I need the stock carb settings or the engine owners manual for my Toro 824 Snow blower. Searched online pretty hard and only came up with the drive systems manual. I've got the tecumseh 8hp, Unit model # 38080 

Can anyone help me, please? Pretty sure I have this unit finished once I set the carb. I moved all the settings around a month ago while trying to figure out the gas leaking out the carb issue. Turned out to be a bad needle seat (carb kit).


----------



## Shryp (Jan 1, 2011)

Start with 1.5 turns out on the high speed jet on the bottom and 1 turn out of the low speed jet on the side.


----------



## Mxhalofan (Dec 13, 2013)

Thanks Shryp


----------



## Mxhalofan (Dec 13, 2013)

I now have no spark. Anyone know the best way to disconnect the safety switches so I can rule them out?


----------



## Mxhalofan (Dec 13, 2013)

Figured out how to work around the safties.

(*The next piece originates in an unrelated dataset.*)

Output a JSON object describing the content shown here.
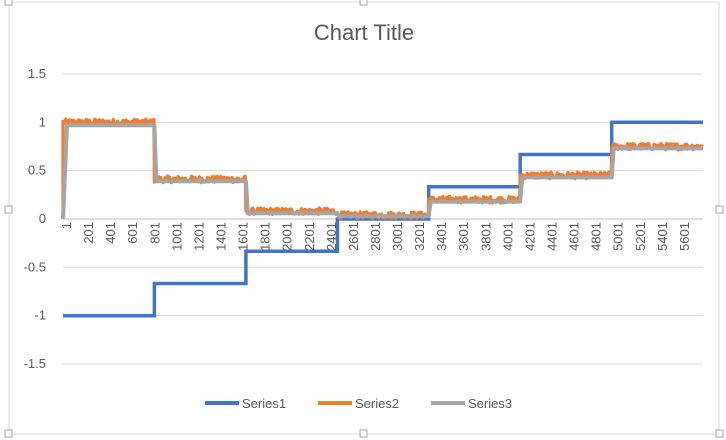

Think my coil is shot. arhg


----------



## Shryp (Jan 1, 2011)

I see these were made between 1979 and 1993. Do you know how old yours is? Could it be a points and condenser issue?


----------



## Mxhalofan (Dec 13, 2013)

Yea, went to check points but my feeler gauge is MIA so got the car warming up. Do the condensers go bad?


----------



## Mxhalofan (Dec 13, 2013)

My points were a little tight. One of the magnets on the flywheel had come loose and shifted over against the other magnet. I'm thinking that is the problem. Going to try to glue it back in place.


----------



## Shryp (Jan 1, 2011)

Yea, a loose magnet will do it. Make sure you get it back where it was. Hopefully you can still see the outline. Sounds like you got lucky and didn't catch it somewhere and shatter it.


----------



## Mxhalofan (Dec 13, 2013)

Yea, happy that it was right there. The magnet outline was really clear after wiping it down. I superglued it back on and set the points. Engine fired right up and seemed to run pretty good. Thanks alot for the help Shyrp


----------